So, what are the French people eating for dinner tonight? Odds are pretty good that it’s a Big Mac and fried potatoes that aren’t quite French. Critics who like to point out that the father of modern culinary art has lost his edge in the kitchen often cite the fact that France is now the number two retail market in the world for McDonald’s.
Not everyone is ready to throw in the towel. Certainly the French don’t eat like they used to, but who does? Butter and cream sauces, the way Julia Child learned to cook, are off the menu just about everywhere these days, although the new movie about Child and copycat blogger Julie Powell might help classic French menus rally for a short time (I had to satisfy a sudden craving to visit French American Brasserie). USA Today asked Le Bernardin chef/owner Eric Ripert and French Culinary Institute founder Dorothy Hamilton and both insisted that French cuisine is not dead, but evolving. Still, according to the 2009 Zagat survey, French cuisine is only the fourth most popular in America, outranked by Italian, Japanese and American, whatever the hell that is. Actually, I read a report in the Independent recently that sales of butter were up nine percent last year in England and are expected to surge another six percent this year. Really?
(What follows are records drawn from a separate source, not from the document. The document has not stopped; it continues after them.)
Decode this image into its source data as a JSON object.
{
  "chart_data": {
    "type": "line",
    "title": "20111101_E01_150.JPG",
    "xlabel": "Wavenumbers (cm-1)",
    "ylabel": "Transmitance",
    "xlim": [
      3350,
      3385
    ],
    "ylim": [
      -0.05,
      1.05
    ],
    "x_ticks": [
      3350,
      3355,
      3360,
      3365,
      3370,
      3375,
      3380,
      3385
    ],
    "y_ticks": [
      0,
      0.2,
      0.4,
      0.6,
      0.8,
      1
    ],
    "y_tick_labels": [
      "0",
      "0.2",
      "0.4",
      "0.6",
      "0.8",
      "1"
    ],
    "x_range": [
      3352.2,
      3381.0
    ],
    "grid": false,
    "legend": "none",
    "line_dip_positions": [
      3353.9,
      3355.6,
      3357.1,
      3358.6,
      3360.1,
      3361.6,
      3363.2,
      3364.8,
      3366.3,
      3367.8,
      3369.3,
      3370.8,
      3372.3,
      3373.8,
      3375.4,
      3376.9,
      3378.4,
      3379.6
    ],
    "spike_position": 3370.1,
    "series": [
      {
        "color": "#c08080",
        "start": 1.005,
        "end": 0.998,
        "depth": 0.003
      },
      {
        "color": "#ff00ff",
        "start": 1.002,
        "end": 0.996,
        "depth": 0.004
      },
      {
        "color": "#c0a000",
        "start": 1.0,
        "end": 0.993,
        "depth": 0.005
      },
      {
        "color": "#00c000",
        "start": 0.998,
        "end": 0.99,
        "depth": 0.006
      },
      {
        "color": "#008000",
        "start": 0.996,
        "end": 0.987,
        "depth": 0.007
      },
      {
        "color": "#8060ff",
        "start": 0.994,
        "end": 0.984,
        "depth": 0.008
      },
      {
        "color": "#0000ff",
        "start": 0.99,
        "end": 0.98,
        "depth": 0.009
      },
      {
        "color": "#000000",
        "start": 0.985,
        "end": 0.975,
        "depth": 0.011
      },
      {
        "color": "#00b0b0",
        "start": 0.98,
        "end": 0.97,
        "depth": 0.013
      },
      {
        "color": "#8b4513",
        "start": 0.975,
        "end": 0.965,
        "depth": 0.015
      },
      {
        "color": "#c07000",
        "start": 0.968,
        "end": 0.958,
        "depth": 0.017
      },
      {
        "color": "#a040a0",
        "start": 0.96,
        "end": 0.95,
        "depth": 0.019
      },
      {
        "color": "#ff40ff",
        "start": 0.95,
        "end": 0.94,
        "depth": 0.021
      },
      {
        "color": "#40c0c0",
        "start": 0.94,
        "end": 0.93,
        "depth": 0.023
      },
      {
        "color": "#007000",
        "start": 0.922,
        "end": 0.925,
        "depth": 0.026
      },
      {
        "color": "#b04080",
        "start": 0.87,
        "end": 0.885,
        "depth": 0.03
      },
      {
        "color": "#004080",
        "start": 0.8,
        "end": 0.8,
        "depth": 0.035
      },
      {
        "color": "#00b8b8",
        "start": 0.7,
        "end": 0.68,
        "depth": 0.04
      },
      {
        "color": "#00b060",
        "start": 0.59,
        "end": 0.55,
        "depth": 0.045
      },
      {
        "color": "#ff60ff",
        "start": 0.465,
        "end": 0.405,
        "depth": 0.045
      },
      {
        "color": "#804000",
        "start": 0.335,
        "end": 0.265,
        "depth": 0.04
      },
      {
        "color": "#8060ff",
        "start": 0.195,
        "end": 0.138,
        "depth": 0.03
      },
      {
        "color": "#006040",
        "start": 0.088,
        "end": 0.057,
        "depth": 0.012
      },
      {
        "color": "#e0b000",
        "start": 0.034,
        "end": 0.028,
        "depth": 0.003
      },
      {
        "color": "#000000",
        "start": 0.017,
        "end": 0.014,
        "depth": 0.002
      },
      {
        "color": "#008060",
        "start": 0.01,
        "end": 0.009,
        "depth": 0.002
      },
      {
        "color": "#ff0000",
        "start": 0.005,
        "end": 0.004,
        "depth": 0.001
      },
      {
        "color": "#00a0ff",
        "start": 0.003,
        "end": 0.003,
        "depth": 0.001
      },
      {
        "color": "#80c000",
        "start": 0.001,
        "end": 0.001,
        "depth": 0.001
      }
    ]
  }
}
One of the reasons often cited for the changes in French eating habits is increasingly tight household budgets. We’re all looking to feed ourselves more cheaply. Germany has boasted Europe’s strongest economy, but fine dining establishments there have been shuttering their doors in staggering numbers, especially the ones that catered to corporate guests. German government statistics indicate restaurant turnover has dropped between three and nine percent per month since the beginning of the year.
You’d think the economic gods might cut you some slack if you’re a big television star, but lately it’s been a real kitchen nightmare for the Gordon Ramsay empire. Faced with a recommendation that he file for bankruptcy, the devil of Hell’s Kitchen has relinquished control of three of his restaurants, fired 15% of his employees and has blown off the high end cuts of beef for brisket. According to The Wall Street Journal, Ramsay and his father in law have pulled millions of dollars out of savings to keep the entrees moving. Nice job, Gordo. Now take your dozen Michelin stars and piss off. 🙂
Today’s lesson: Times are tough, and everyone is looking for ways to cut corners. But be careful what you put in your mouth. You might think you’re saving money by eating stuff out of a box or wolfing down a fast food meal. But there’s a good reason many Americans are overweight, and suffering from heart disease, stroke and diabetes in record numbers. Save a few pennies now, pay for it later at the hospital. Look at the larger picture. Some corners are not worth cutting.